The term reactive or Reactive ProgrammingÂ (RP)Â has been in use at least since the paper, The Reactive Engine was published by Alan Kay in 1969. But the thought behind Reactive Programming is the result of the effort taken by Conal Elliot and Paul Hudak who published a paper Function Reactive Animation in 1997. Later on, the Function reactive animation was developed, which is also referred to asÂ functional reactive programming (FRP). FRP is all about the behavior and how the behavior is changing and interacting on the events. We will discuss FRP more in the next chapter. Now, let's only try to understand Reactive Programming.
RP designs code in such a way that the problem is divided into many small steps, where each step or task can be executed asynchronously without blocking each other. Once each task is done, it's composed together to produce a complete flow without getting bound in the input or output.
RP ensures it matches the requirements of the everyday changing market and provides a basis for developing scalable, loosely coupled, flexible, and interactive applications. A reactive application focuses on the systems that react to the events, the varying loads, and multiple users. It also reacts effectively to all the conditions, whether it's successful or has failed to process the request. The Reactive system supports parallel programming to avoid blocking of the resources in order to utilize the hardware to its fullest. This is totally opposite to the traditional way of programming. Reactive Programming won't keep the resources busy and allows them to be used by other components of the system. Reactive systems ensure they provide features such as responsiveness, resilience, elasticity, scalability, and a message-driven approach. Let's discuss these features one by one.

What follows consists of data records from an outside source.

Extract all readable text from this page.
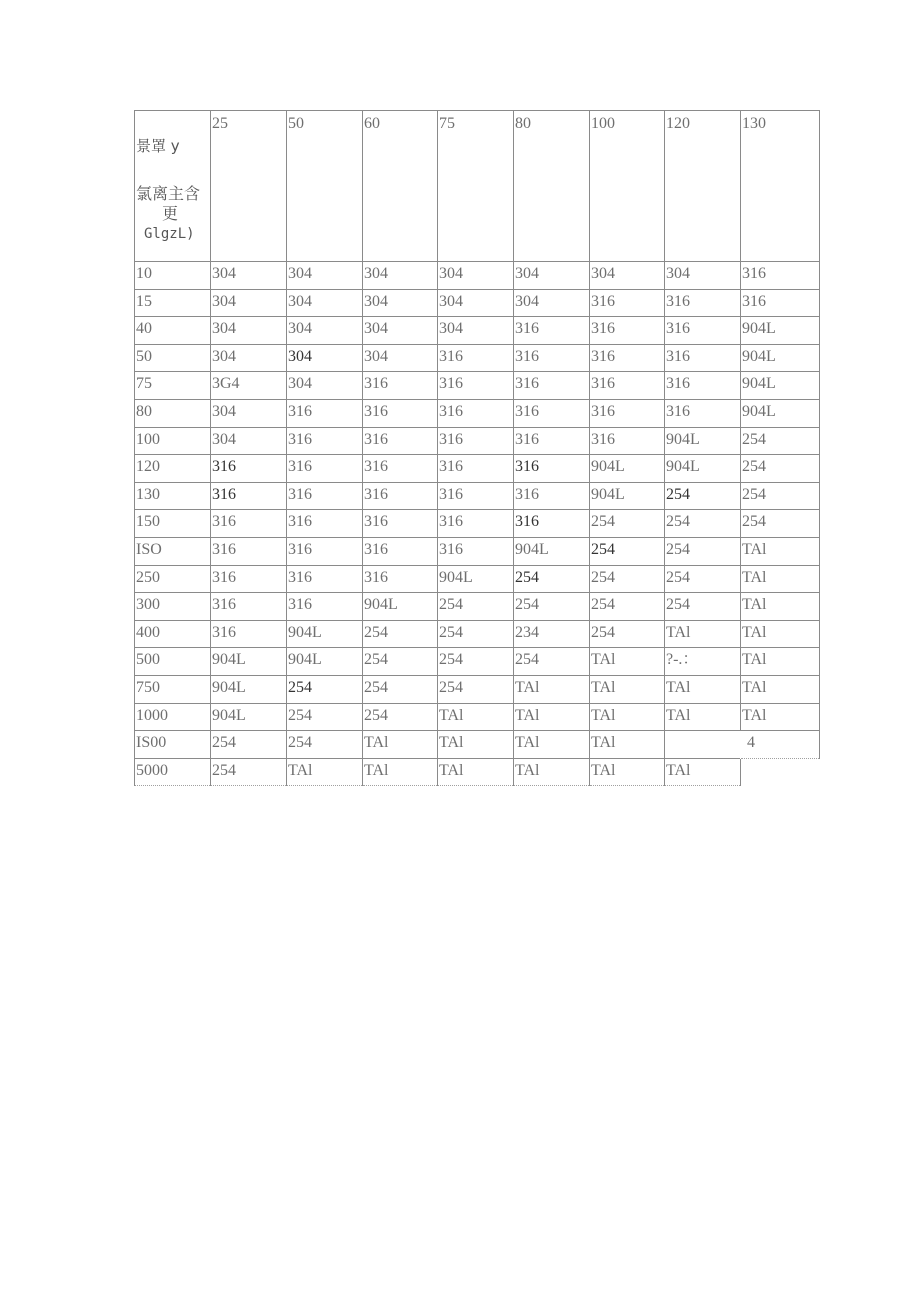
景罩 y
氯离主含
更
GlgzL)	25	50	60	75	80	100	120	130
10	304	304	304	304	304	304	304	316
15	304	304	304	304	304	316	316	316
40	304	304	304	304	316	316	316	904L
50	304	304	304	316	316	316	316	904L
75	3G4	304	316	316	316	316	316	904L
80	304	316	316	316	316	316	316	904L
100	304	316	316	316	316	316	904L	254
120	316	316	316	316	316	904L	904L	254
130	316	316	316	316	316	904L	254	254
150	316	316	316	316	316	254	254	254
ISO	316	316	316	316	904L	254	254	TAl
250	316	316	316	904L	254	254	254	TAl
300	316	316	904L	254	254	254	254	TAl
400	316	904L	254	254	234	254	TAl	TAl
500	904L	904L	254	254	254	TAl	?-.：	TAl
750	904L	254	254	254	TAl	TAl	TAl	TAl
1000	904L	254	254	TAl	TAl	TAl	TAl	TAl
IS00	254	254	TAl	TAl	TAl	TAl		4
5000	254	TAl	TAl	TAl	TAl	TAl	TAl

Responsiveness is the most important feature of an application and ensures quick and effective responses with consistent behavior. This consistent behavior ensures the application will handle errors as well.
Applications that delay in giving a response are regarded by the users as not functioning well, and soon they start ignoring them. Responsiveness is a major feature required in today's applications. It optimizes resource utilization and prepares the system for the next request. When we open a web page that has too many images, it usually takes more time to open the images, but the content of the page gets displayed before the images. What just happened? Instead of keeping the user waiting for the web page, we allowed him/her to use the information and refer to the images once downloaded. Such applications are called more responsive applications.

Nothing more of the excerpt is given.